CATCH THE BUZZ – The Majority of Emergency Queens are Raised From Sub-Families Not, as Previously Suspect, Supersisters.

Alan Harman

Queen laying an egg, surrounded by her retinue of court bees. (Photo: Joseph Milone)

When honey bees need a new emergency queen, they forego the chance to promote members of their own worker sub-families, opting instead to nurture larvae of royal sub-families.

North Carolina State University researchers James Withrow and David Tarpy examined DNA from an average of 92 workers and 85 emergency queens from six different colonies. They found the number of subfamilies per colony ranged from 34 to 77, vastly outnumbering previous estimates.

By comparing the DNA of the emergency queens to that of the colony’s subfamilies, they found that the majority of emergency queens were raised from sub-families with very few members, many of which are so rare that they are mostly undetected in typical colony sampling of workers.

Thus, the researchers say in the study published in the journal PLOS Biology, workers chose members of other “royal” sub-families over their own “supersisters” to become new queens.
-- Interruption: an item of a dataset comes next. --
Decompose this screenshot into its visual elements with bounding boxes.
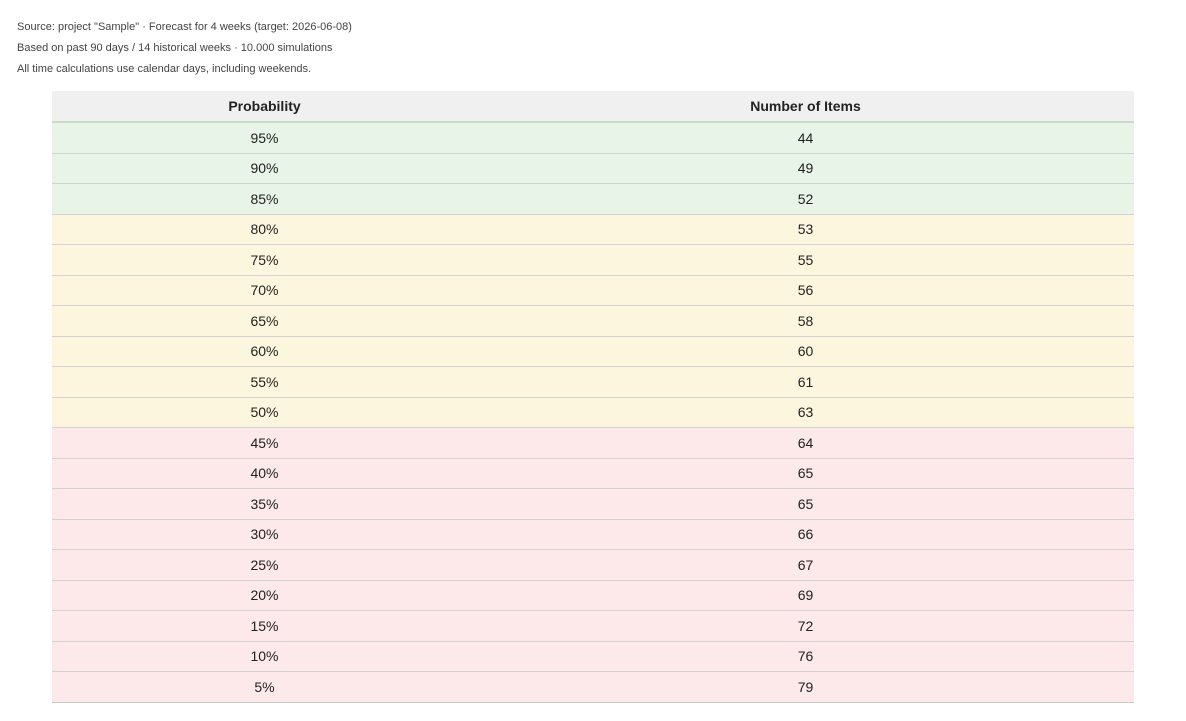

The characteristics that distinguish these lucky larvae from their hive mates are still unknown, as are many of the factors in play that override a possible “selfish gene” drive that might otherwise reward choosing one’s own family members for the royal treatment.

“While many of the specific details and mechanisms are still to be determined,” Withrow says, “at this point we may safely conclude that, while inclusive fitness for nepotism may favor the individual level during emergency queen rearing, that advantage is profoundly overridden by opposing selective forces acting at multiple levels favoring cooperation and altruism.”

The study strengthens the evidence that the good of the hive overpowers the narrow genetically selfish interests of individual workers.

“While we already knew that honey bee queens mate with a large number of drones to bring genetic diversity into their colonies, this study suggests that many of a queen’s mates are fathering only a tiny fraction of her total offspring,” Withrow says. “But workers are preferentially selecting members of these cryptic subfamilies for rearing into new queens.”